Secondly, some individuals are probably more susceptible to respiratory symptoms, which are associated with severe disease and death. Resistance and susceptibility to viral infections is often associated with the surface proteins through which viruses gain entry to human cells; for example, people who have defective blood cell CCR5 receptors are highly resistant to HIV infection. One possibility that has been proposed for SARS-CoV-2 is that variants in the ACE2 gene for a lung cell receptor could make it easier or harder for the virus to infect these cells; variants that enable viral entry might lead to more extensive lung infection and more serious symptoms, especially since these are the cells that normally produce surfactant, a substance that helps lungs to work properly.

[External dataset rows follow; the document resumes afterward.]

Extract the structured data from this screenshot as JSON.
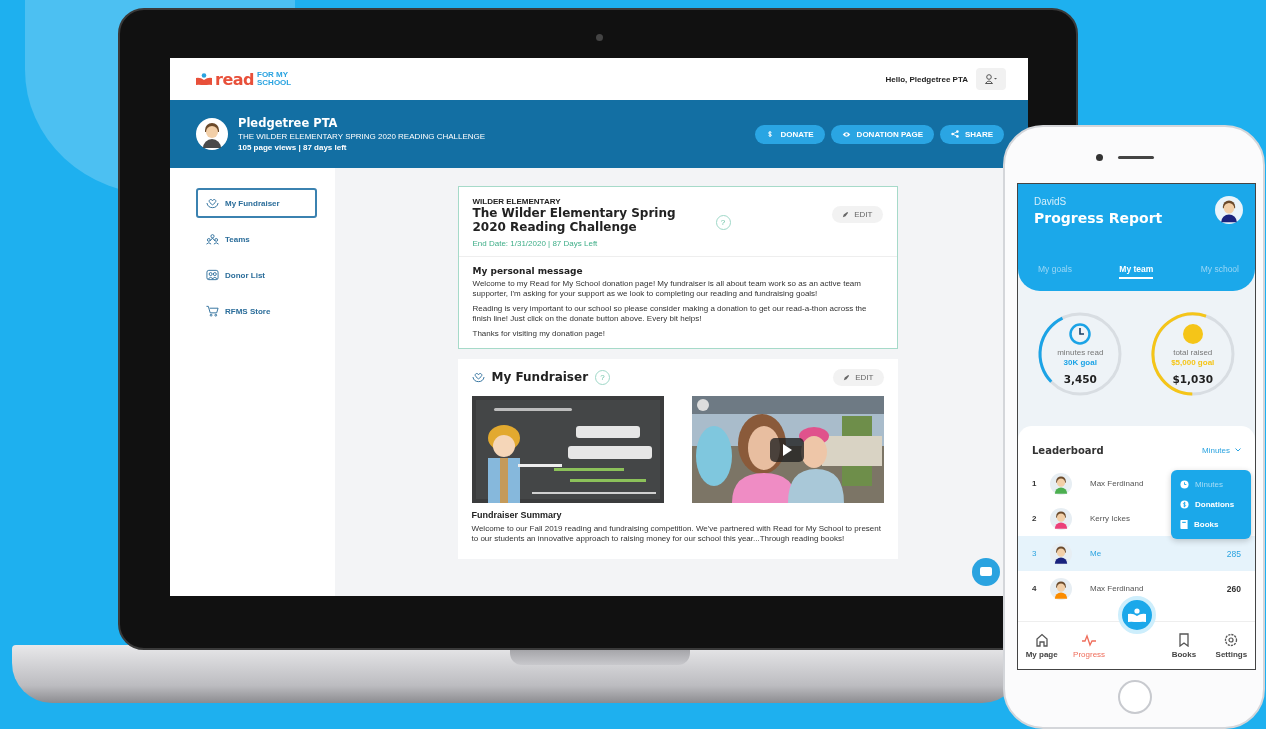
{
  "laptop": {
    "header": {
      "logo": {
        "word": "read",
        "tagline": "FOR MY SCHOOL"
      },
      "greeting": "Hello, Pledgetree PTA"
    },
    "banner": {
      "name": "Pledgetree PTA",
      "challenge": "THE WILDER ELEMENTARY SPRING 2020 READING CHALLENGE",
      "stats": "105 page views | 87 days left",
      "buttons": [
        {
          "kind": "donate",
          "label": "DONATE"
        },
        {
          "kind": "view",
          "label": "DONATION PAGE"
        },
        {
          "kind": "share",
          "label": "SHARE"
        }
      ]
    },
    "sidebar": {
      "items": [
        {
          "kind": "hands",
          "label": "My Fundraiser",
          "selected": true
        },
        {
          "kind": "team",
          "label": "Teams",
          "selected": false
        },
        {
          "kind": "donors",
          "label": "Donor List",
          "selected": false
        },
        {
          "kind": "store",
          "label": "RFMS Store",
          "selected": false
        }
      ]
    },
    "challenge_card": {
      "school": "WILDER ELEMENTARY",
      "title": "The Wilder Elementary Spring 2020 Reading Challenge",
      "help": "?",
      "edit": "EDIT",
      "dates": "End Date: 1/31/2020 | 87 Days Left",
      "message_title": "My personal message",
      "paragraphs": [
        "Welcome to my Read for My School donation page! My fundraiser is all about team work so as an active team supporter, I'm asking for your support as we look to completing our reading and fundraising goals!",
        "Reading is very important to our school so please consider making a donation to get our read-a-thon across the finish line! Just click on the donate button above. Every bit helps!",
        "Thanks for visiting my donation page!"
      ]
    },
    "fundraiser_card": {
      "title": "My Fundraiser",
      "help": "?",
      "edit": "EDIT",
      "media": [
        {
          "kind": "picture"
        },
        {
          "kind": "video"
        }
      ],
      "summary_title": "Fundraiser Summary",
      "summary": "Welcome to our Fall 2019 reading and fundraising competition. We've partnered with Read for My School to present to our students an innovative approach to raising money for our school this year...Through reading books!"
    }
  },
  "phone": {
    "user": "DavidS",
    "title": "Progress Report",
    "tabs": [
      {
        "label": "My goals",
        "selected": false
      },
      {
        "label": "My team",
        "selected": true
      },
      {
        "label": "My school",
        "selected": false
      }
    ],
    "gauges": [
      {
        "kind": "clock",
        "label": "minutes read",
        "goal": "30K goal",
        "value": "3,450",
        "level": 0.3,
        "color": "#1ba3e6"
      },
      {
        "kind": "coin",
        "label": "total raised",
        "goal": "$5,000 goal",
        "value": "$1,030",
        "level": 0.55,
        "color": "#f5c518"
      }
    ],
    "leaderboard": {
      "title": "Leaderboard",
      "sort": "Minutes",
      "menu": [
        {
          "kind": "clock",
          "label": "Minutes",
          "selected": true
        },
        {
          "kind": "dollar",
          "label": "Donations",
          "selected": false
        },
        {
          "kind": "book",
          "label": "Books",
          "selected": false
        }
      ],
      "rows": [
        {
          "rank": "1",
          "name": "Max Ferdinand",
          "selected": false
        },
        {
          "rank": "2",
          "name": "Kerry Ickes",
          "selected": false
        },
        {
          "rank": "3",
          "name": "Me",
          "score": "285",
          "selected": true
        },
        {
          "rank": "4",
          "name": "Max Ferdinand",
          "score": "260",
          "selected": false
        }
      ]
    },
    "nav": [
      {
        "kind": "home",
        "label": "My page",
        "selected": false
      },
      {
        "kind": "progress",
        "label": "Progress",
        "selected": true
      },
      {
        "kind": "center"
      },
      {
        "kind": "bookmark",
        "label": "Books",
        "selected": false
      },
      {
        "kind": "gear",
        "label": "Settings",
        "selected": false
      }
    ]
  }
}
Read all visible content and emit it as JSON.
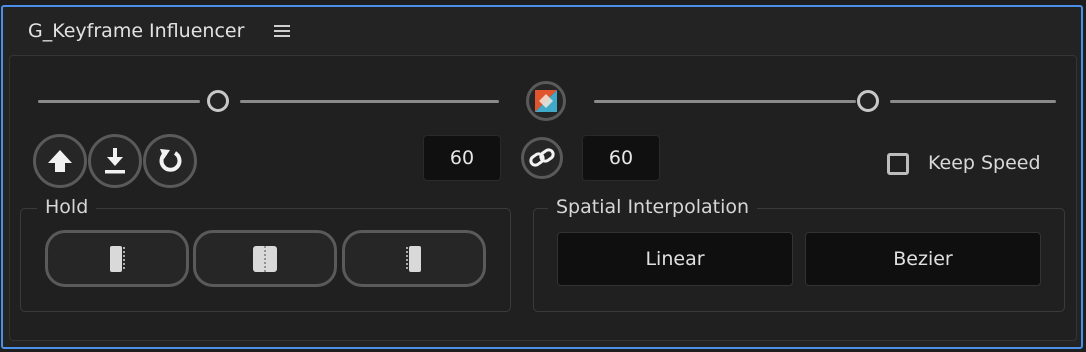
{
  "panel": {
    "title": "G_Keyframe Influencer",
    "menu_icon": "hamburger-menu-icon"
  },
  "sliders": {
    "left": {
      "value_fraction": 0.5
    },
    "right": {
      "value_fraction": 0.59
    },
    "center_icon": "keyframe-influence-icon"
  },
  "actions": {
    "icons": [
      "upload-arrow-icon",
      "download-icon",
      "reset-icon"
    ]
  },
  "influence": {
    "in_value": "60",
    "out_value": "60",
    "link_icon": "chain-link-icon"
  },
  "keep_speed": {
    "label": "Keep Speed",
    "checked": false
  },
  "hold": {
    "label": "Hold",
    "buttons": [
      "hold-in-icon",
      "hold-both-icon",
      "hold-out-icon"
    ]
  },
  "spatial": {
    "label": "Spatial Interpolation",
    "linear_label": "Linear",
    "bezier_label": "Bezier"
  },
  "colors": {
    "accent_border": "#4c8fe8",
    "background": "#232323",
    "field": "#101010"
  }
}
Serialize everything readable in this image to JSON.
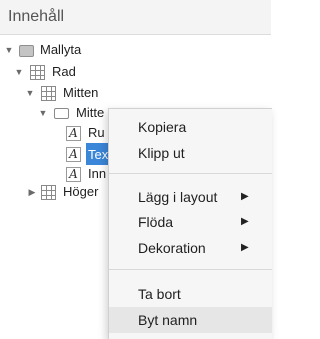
{
  "panel": {
    "title": "Innehåll"
  },
  "tree": {
    "mallyta": "Mallyta",
    "rad": "Rad",
    "mitten": "Mitten",
    "mitten_child": "Mitte",
    "rubrik": "Ru",
    "text": "Tex",
    "innehall": "Inn",
    "hoger": "Höger",
    "selected": "text"
  },
  "context_menu": {
    "kopiera": "Kopiera",
    "klipp_ut": "Klipp ut",
    "lagg_i_layout": "Lägg i layout",
    "floda": "Flöda",
    "dekoration": "Dekoration",
    "ta_bort": "Ta bort",
    "byt_namn": "Byt namn",
    "hovered": "byt_namn"
  },
  "icons": {
    "expanded": "triangle-down",
    "collapsed": "triangle-right",
    "submenu": "triangle-right"
  }
}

Right now we don’t know enough about the new virus and how and why it causes disease to different extents in different people. Scientists around the world are hard at work analysing not only viral genome sequences, but also human genome sequences, to start piecing together this puzzle. There is also increasing concern about the disproportionately high numbers of black, Asian and minority ethnic individuals among severely ill patients; there may be complex causes behind this, including higher levels of poverty and related diseases, but it seems likely that genetic factors are playing a part – one that needs to be understood, and quickly.
Ultimately, better understanding could enable precision medicine for coronavirus infections, refining what we already know about who is at greatest risk of serious disease, and which treatments may be more or less effective in individual patients with severe symptoms. This may not happen in time to have a major impact on the current wave of infections – even with current technology, sequencing and analysing huge human genomes takes quite a long time – but it is worth pursuing with all speed - the more we learn now, the better prepared we will be for the future. Undoubtedly, human genomics will provide some important answers.